Public celebrations planned for Christmas in Iraq have been canceled by the Catholic Church due to the climate of civil war which has been undermining the country since October 2019.
Following the visit of the Secretary of State of the Holy See on December 24, 2018, December 25 has officially become a public holiday in Iraq. But given the state of the country, the Chaldean rite Catholic patriarchate of Babylon has announced the suppression of the Christmas festivities.

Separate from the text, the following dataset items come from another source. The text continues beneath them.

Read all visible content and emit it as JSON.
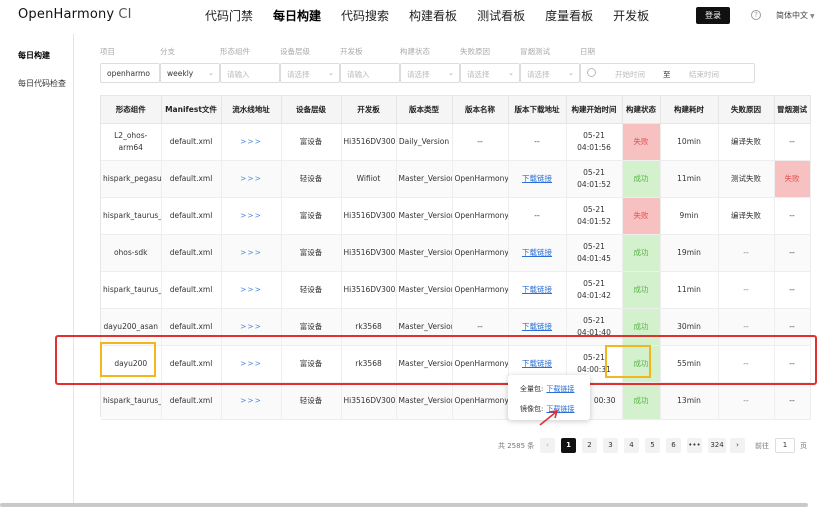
{
  "header": {
    "brand": "OpenHarmony",
    "brand_suffix": "CI",
    "nav": [
      "代码门禁",
      "每日构建",
      "代码搜索",
      "构建看板",
      "测试看板",
      "度量看板",
      "开发板"
    ],
    "login": "登录",
    "help_icon": "?",
    "language": "简体中文"
  },
  "sidebar": {
    "items": [
      "每日构建",
      "每日代码检查"
    ]
  },
  "filters": {
    "labels": [
      "项目",
      "分支",
      "形态组件",
      "设备层级",
      "开发板",
      "构建状态",
      "失败原因",
      "冒烟测试",
      "日期"
    ],
    "project": "openharmo",
    "branch": "weekly",
    "placeholder_input": "请输入",
    "placeholder_select": "请选择",
    "start_time": "开始时间",
    "to": "至",
    "end_time": "结束时间"
  },
  "table": {
    "columns": [
      "形态组件",
      "Manifest文件",
      "流水线地址",
      "设备层级",
      "开发板",
      "版本类型",
      "版本名称",
      "版本下载地址",
      "构建开始时间",
      "构建状态",
      "构建耗时",
      "失败原因",
      "冒烟测试"
    ],
    "rows": [
      {
        "component": "L2_ohos-arm64",
        "manifest": "default.xml",
        "pipeline": ">>>",
        "level": "富设备",
        "board": "Hi3516DV300",
        "vtype": "Daily_Version",
        "vname": "--",
        "download": "--",
        "start": "05-21 04:01:56",
        "status": "失败",
        "duration": "10min",
        "reason": "编译失败",
        "smoke": "--"
      },
      {
        "component": "hispark_pegasus",
        "manifest": "default.xml",
        "pipeline": ">>>",
        "level": "轻设备",
        "board": "Wifiiot",
        "vtype": "Master_Version",
        "vname": "OpenHarmony_3.2.2.3",
        "download": "下载链接",
        "start": "05-21 04:01:52",
        "status": "成功",
        "duration": "11min",
        "reason": "测试失败",
        "smoke": "失败"
      },
      {
        "component": "hispark_taurus_standard",
        "manifest": "default.xml",
        "pipeline": ">>>",
        "level": "富设备",
        "board": "Hi3516DV300",
        "vtype": "Master_Version",
        "vname": "OpenHarmony_3.2.2.3",
        "download": "--",
        "start": "05-21 04:01:52",
        "status": "失败",
        "duration": "9min",
        "reason": "编译失败",
        "smoke": "--"
      },
      {
        "component": "ohos-sdk",
        "manifest": "default.xml",
        "pipeline": ">>>",
        "level": "富设备",
        "board": "Hi3516DV300",
        "vtype": "Master_Version",
        "vname": "OpenHarmony_3.2.2.3",
        "download": "下载链接",
        "start": "05-21 04:01:45",
        "status": "成功",
        "duration": "19min",
        "reason": "--",
        "smoke": "--"
      },
      {
        "component": "hispark_taurus_LiteOS",
        "manifest": "default.xml",
        "pipeline": ">>>",
        "level": "轻设备",
        "board": "Hi3516DV300",
        "vtype": "Master_Version",
        "vname": "OpenHarmony_3.2.2.3",
        "download": "下载链接",
        "start": "05-21 04:01:42",
        "status": "成功",
        "duration": "11min",
        "reason": "--",
        "smoke": "--"
      },
      {
        "component": "dayu200_asan",
        "manifest": "default.xml",
        "pipeline": ">>>",
        "level": "富设备",
        "board": "rk3568",
        "vtype": "Master_Version",
        "vname": "--",
        "download": "下载链接",
        "start": "05-21 04:01:40",
        "status": "成功",
        "duration": "30min",
        "reason": "--",
        "smoke": "--"
      },
      {
        "component": "dayu200",
        "manifest": "default.xml",
        "pipeline": ">>>",
        "level": "富设备",
        "board": "rk3568",
        "vtype": "Master_Version",
        "vname": "OpenHarmony_3.2.2.3",
        "download": "下载链接",
        "start": "05-21 04:00:31",
        "status": "成功",
        "duration": "55min",
        "reason": "--",
        "smoke": "--"
      },
      {
        "component": "hispark_taurus_Linux",
        "manifest": "default.xml",
        "pipeline": ">>>",
        "level": "轻设备",
        "board": "Hi3516DV300",
        "vtype": "Master_Version",
        "vname": "OpenHarmony_3.2.2.3",
        "download": "",
        "start": "00:30",
        "status": "成功",
        "duration": "13min",
        "reason": "--",
        "smoke": "--"
      }
    ]
  },
  "popup": {
    "full_label": "全量包:",
    "image_label": "镜像包:",
    "link": "下载链接"
  },
  "pagination": {
    "total": "共 2585 条",
    "prev": "‹",
    "pages": [
      "1",
      "2",
      "3",
      "4",
      "5",
      "6",
      "•••",
      "324"
    ],
    "next": "›",
    "goto": "前往",
    "page_value": "1",
    "unit": "页"
  },
  "colors": {
    "fail_bg": "#f7c1c1",
    "ok_bg": "#d3f1cc",
    "highlight_red": "#e03030",
    "highlight_yellow": "#f2b71c",
    "link": "#2b6fd6"
  }
}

It is obviously not a question of canceling the feast itself, but of limiting its pomp and decorum to liturgical celebrations only: “we are not going to install decorated fir trees, neither in the churches, nor in the squares, and there will be no celebrations or festive ceremonies at the patriarchate,” said Archbishop Louis Raphael Sako, the head of the Chaldean Catholic Church in Iraq, on December 3, 2019.
The political and social unrest that has plagued the Baghdad region since last October was behind this decision. The riots have so far killed 430 people and nearly 20,000 have been injured. They tirelessly denounce the corruption of the political class, accused of having wiped out the equivalent of twice the country’s annual GDP since the fall of Saddam Hussein in 2003.
It was “out of respect” for these victims and “in solidarity with the pain of their families” that the Patriarch of Babylon decided to reduce the splendor of the public festivities: “We will take refuge in prayer for the victims.”
Recollection and sobriety should allow the faithful to taste in a more authentic way the spirit of Christmas: a great lesson for Western consumer societies.
While there were still 1.5 million before the fall of Saddam Hussein’s regime, the Christians in Iraq now number only 400-500,000. The persecutions of the Sunni Islamic State (IS) organization and pro-Iranian Shiite militias have forced into exile the people who have not been massacred.